Thursday, Oct. 31, 1996 | 11:59 a.m.

CARSON CITY -- Western election officials, who believe voter turnout declines when television networks predict winners before the polls close in the West, are calling for network restraint.

Nevada Secretary of State Dean Heller said Wednesday he has joined with his counterparts in seven Western states in asking the networks to hold off projecting winners in presidential and congressional races.

"In many cases, this factor prevents these voters from casting their own vote based on the assumption that it will not count," Heller said.

He has joined with secretaries of state from California, Arizona, Idaho, Montana, Oregon, Utah and Washington in urging the networks to refrain from predicting the winners.

"If the news media accepts this proposal, it will give all Americans an equal chance to participate in selecting our national and local leaders," said Heller, a Republican.

Lane Venardos, CBS News vice president, discounts such worries.

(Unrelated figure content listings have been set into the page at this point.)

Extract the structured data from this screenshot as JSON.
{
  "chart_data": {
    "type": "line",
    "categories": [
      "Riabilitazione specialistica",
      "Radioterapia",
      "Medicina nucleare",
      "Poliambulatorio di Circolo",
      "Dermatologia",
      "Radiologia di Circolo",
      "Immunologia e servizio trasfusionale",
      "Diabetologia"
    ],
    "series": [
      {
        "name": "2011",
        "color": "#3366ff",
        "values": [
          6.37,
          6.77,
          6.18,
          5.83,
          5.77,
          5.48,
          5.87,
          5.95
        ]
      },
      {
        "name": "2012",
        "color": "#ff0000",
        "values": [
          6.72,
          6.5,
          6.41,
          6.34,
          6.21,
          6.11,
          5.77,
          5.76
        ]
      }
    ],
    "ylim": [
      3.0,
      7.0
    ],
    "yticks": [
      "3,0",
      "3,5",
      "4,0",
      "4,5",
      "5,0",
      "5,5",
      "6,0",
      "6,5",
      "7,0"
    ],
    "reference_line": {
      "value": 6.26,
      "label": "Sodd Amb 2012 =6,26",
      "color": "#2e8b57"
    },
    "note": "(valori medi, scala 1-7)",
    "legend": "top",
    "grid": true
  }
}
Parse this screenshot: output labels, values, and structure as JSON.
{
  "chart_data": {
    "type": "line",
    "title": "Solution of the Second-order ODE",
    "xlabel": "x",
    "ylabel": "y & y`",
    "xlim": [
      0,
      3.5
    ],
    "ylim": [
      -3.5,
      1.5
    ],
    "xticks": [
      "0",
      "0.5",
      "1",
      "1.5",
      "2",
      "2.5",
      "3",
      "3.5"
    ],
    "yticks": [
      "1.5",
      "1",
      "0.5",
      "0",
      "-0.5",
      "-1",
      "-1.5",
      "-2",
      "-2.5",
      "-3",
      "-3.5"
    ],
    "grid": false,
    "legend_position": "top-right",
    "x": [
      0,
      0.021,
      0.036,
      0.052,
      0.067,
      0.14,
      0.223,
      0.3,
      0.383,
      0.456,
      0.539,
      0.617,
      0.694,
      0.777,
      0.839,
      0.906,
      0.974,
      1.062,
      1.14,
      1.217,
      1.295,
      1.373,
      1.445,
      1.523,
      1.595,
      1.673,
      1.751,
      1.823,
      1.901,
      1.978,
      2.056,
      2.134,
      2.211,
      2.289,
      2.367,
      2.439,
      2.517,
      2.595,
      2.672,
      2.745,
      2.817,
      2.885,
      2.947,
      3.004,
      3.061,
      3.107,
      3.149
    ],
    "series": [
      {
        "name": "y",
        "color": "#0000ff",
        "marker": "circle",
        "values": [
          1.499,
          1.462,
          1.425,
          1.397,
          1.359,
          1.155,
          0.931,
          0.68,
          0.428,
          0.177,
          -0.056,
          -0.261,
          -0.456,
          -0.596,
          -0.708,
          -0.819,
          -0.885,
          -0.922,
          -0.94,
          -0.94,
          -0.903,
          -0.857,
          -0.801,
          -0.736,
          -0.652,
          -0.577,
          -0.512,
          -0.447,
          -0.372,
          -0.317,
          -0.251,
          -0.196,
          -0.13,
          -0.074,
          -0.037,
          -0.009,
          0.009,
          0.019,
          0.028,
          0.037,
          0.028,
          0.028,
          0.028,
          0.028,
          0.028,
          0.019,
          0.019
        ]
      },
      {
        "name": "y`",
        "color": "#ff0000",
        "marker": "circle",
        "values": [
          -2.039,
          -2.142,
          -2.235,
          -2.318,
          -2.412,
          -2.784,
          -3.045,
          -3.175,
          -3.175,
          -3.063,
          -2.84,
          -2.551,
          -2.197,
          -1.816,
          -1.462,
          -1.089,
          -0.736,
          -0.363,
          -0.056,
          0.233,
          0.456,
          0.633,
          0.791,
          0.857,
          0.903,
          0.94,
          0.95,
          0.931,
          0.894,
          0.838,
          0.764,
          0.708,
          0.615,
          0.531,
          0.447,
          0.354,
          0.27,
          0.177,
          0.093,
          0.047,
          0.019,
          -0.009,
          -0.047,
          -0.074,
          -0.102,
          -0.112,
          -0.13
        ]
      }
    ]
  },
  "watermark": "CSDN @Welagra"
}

"We have uncovered not one whit of actual evidence that because some TV network called a presidential race before the polls closed anybody ever decided not to go to the poll or to leave the poll before casting his vote," he said.

Political scientist Eric Herzik agreed.

"People who decide to vote are going to vote," said Herzik, chairman of the political science department at the University of Nevada, Reno.

Studies don't prove that voters in the East and Midwest flock to the polls in greater numbers than in the West, Herzik said.

The highest turnouts are in Minnesota and Utah, he said.

The only time the voter turnout may have been affected was in 1980, when President Carter conceded defeat before the polls closed in the West, Herzik said. He said the candidate, not the media, affected the turnout.

Carter conceded the race to Ronald Reagan based on exit-poll projections conducted by the television networks before the polls closed in the West.

Voter turnout has been declining since 1948, long before the networks started predicting winners, Herzik said.

The networks have shown restraint in many elections, he said. They conduct exit polls and could predict the election in each state before the polls close.

Polls close in the West three hours later than in the East, where the major networks are based.

Network policy is not to declare a presidential winner in a state until a majority of polls in that state have closed.

However, Heller and other officials are concerned that President Clinton has such a big lead that he may pile up a winning number of electoral votes in the East and Midwest before the polls close in the West.

Some experts predict that a low turnout could hurt Republicans in California and Western states. The concern is that a landslide victory for Clinton could discourage GOP voters in the West from going to the polls. Low turnouts could affect congressional races and even elections for local offices.

Stanley Moore, a political science professor at Pepperdine University in California, said several close races in California could hinge on the presidential turnout.

"In some districts, if Republicans get discouraged and don't show up at the polls, it could hurt them," he said.